Oct 8th, 2009 | By | Category: Campus News, Issue, October 8, 2009

Occasional parking permits now offered

Parking Services is offering two new programs aimed at helping occasional campus parkers and collecting outstanding fines.

On Oct. 1, Parking Services began applying wheel locks to the vehicles of individuals who have unpaid citations. The wheel locks – or “boots” – can be applied to any vehicle with any unpaid citation that is over 30 days old.

“We will impound by wheel lock only for unpaid citations,” said Dan Carpenter, director of Parking and Transit Services. “The application of the wheel lock is not determined by the number of unpaid citations. Any unpaid citation that is more than 30 days old will result in impoundment by wheel lock.”

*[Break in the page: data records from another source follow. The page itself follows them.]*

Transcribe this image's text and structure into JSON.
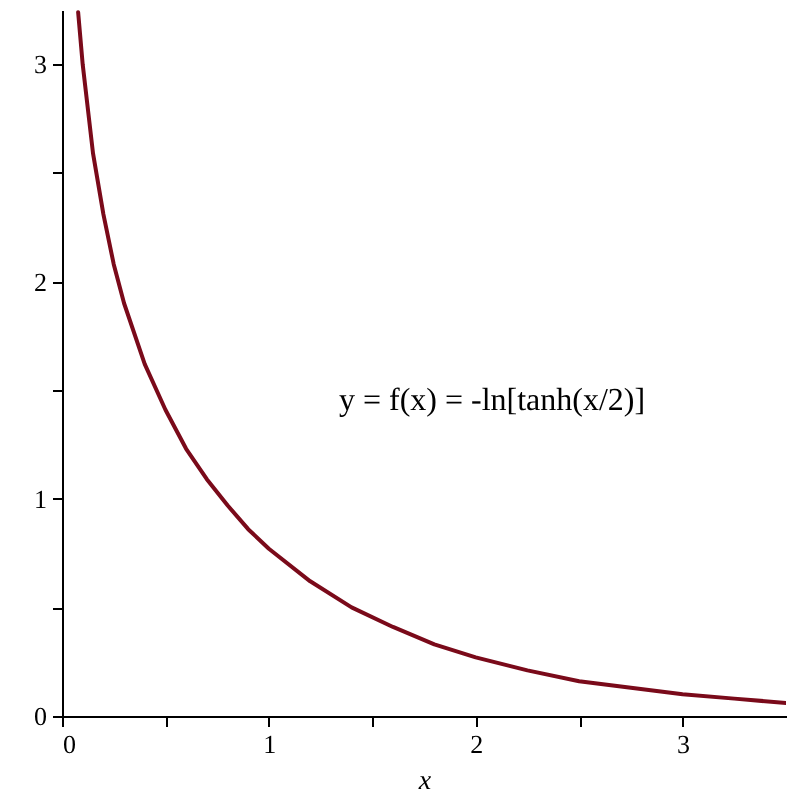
{
  "chart_data": {
    "type": "line",
    "xlabel": "x",
    "annotations": [
      "y = f(x) = -ln[tanh(x/2)]"
    ],
    "x": [
      0.078,
      0.1,
      0.15,
      0.2,
      0.25,
      0.3,
      0.4,
      0.5,
      0.6,
      0.7,
      0.8,
      0.9,
      1.0,
      1.2,
      1.4,
      1.6,
      1.8,
      2.0,
      2.25,
      2.5,
      2.75,
      3.0,
      3.25,
      3.5
    ],
    "series": [
      {
        "color": "#7a0a1a",
        "values": [
          3.24,
          3.0,
          2.59,
          2.31,
          2.08,
          1.9,
          1.62,
          1.41,
          1.23,
          1.09,
          0.97,
          0.86,
          0.77,
          0.62,
          0.5,
          0.41,
          0.33,
          0.27,
          0.21,
          0.16,
          0.13,
          0.1,
          0.08,
          0.06
        ]
      }
    ],
    "xlim": [
      0,
      3.5
    ],
    "ylim": [
      0,
      3.25
    ],
    "xticks": [
      0,
      {
        "value": 0.5,
        "label": null
      },
      1,
      {
        "value": 1.5,
        "label": null
      },
      2,
      {
        "value": 2.5,
        "label": null
      },
      3
    ],
    "yticks": [
      0,
      {
        "value": 0.5,
        "label": null
      },
      1,
      {
        "value": 1.5,
        "label": null
      },
      2,
      {
        "value": 2.5,
        "label": null
      },
      3
    ]
  }
}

Parking is using a small wheel lock that does not cover the lug nuts of a car. Two boots will be placed on each vehicle with unpaid citations. The boots will be applied from 7 a.m. to 6 p.m. Monday through Thursday, and 7 a.m. to 4 p.m. on Fridays. A specialized, easy to remove information sticker will also be applied to booted vehicles.

officer applying parking boot
A parking enforcement officer applies a boot during a test in September. Vehicles that have at least one citation that is more than 30-days may be booted by parking enforcement officers.

Vehicles that have been booted can be released by payment of the outstanding citation balance. An additional boot and release fee of $35 will be charged. Individuals can pay fines online at or at the Parking and Transit Services office, 625 Stadium Drive Parking Garage. Individuals must contact Parking and Transit Services at 472-1800 to have wheel locks removed after payment is made. Any vehicle that remains booted by 7:30 p.m. Monday through Thursday and 4:30 p.m. on Friday will be towed to the City of Lincoln impound yard at First and Charleston streets.

UNL’s use of the wheel locks does save money for individuals with unpaid citations.

“We are charging $35 for the boot and release fee,” Carpenter said. “Before we started using the boots, vehicles with unpaid citations are towed. The tow fee is $53.”

He said keeping the vehicles on campus instead of the Lincoln impound yard is also useful to parking users and acts as a deterrent for others that may consider breaking parking rules.

“If the vehicle remains on campus, individuals can get into their vehicle and retrieve the stuff they need to pay the fine,” said Carpenter. “It will also reduce the number of people who think their vehicle has been stolen when it was really towed for unpaid citations.”

Carepenter said the boots would not be used in inclement weather.
parking boot
Parking is also selling packets of occasional parking permits for faculty, staff and students who do not regularly park on campus.

The one-time use permits utilize scratch off areas that allow owners to show the day of use. The occasional permits are good for faculty/staff area A and student area C parking lots. The permits are sold in packs of 10 for $40 or 20 for $80.

Carpenter said the program is modeled after a program at the University of Virginia. He said a member of the Faculty Senate proposed the idea.

“This is a program that is going to fill a niche that really didn’t fit under our regular permit policy,” said Carpenter. “It will be good for a lecturer who comes to campus only once or twice a week or a couple that normally rides to campus together, but occasionally has to drive two vehicles because of a meeting, doctor’s appointment or some other reason.”

The occasional permits are sold at a discounted rate over the single-day permits offered by Parking Services.

parking tag
An occasional parking permit now available through Parking Services.

Parking is also adopting Nebraska’s escalating fines for illegal parking in handicapped areas. Carpenter said the first offense is a $150 fine, second offense is $300 and third is $500. The vehicle will be towed with each offense.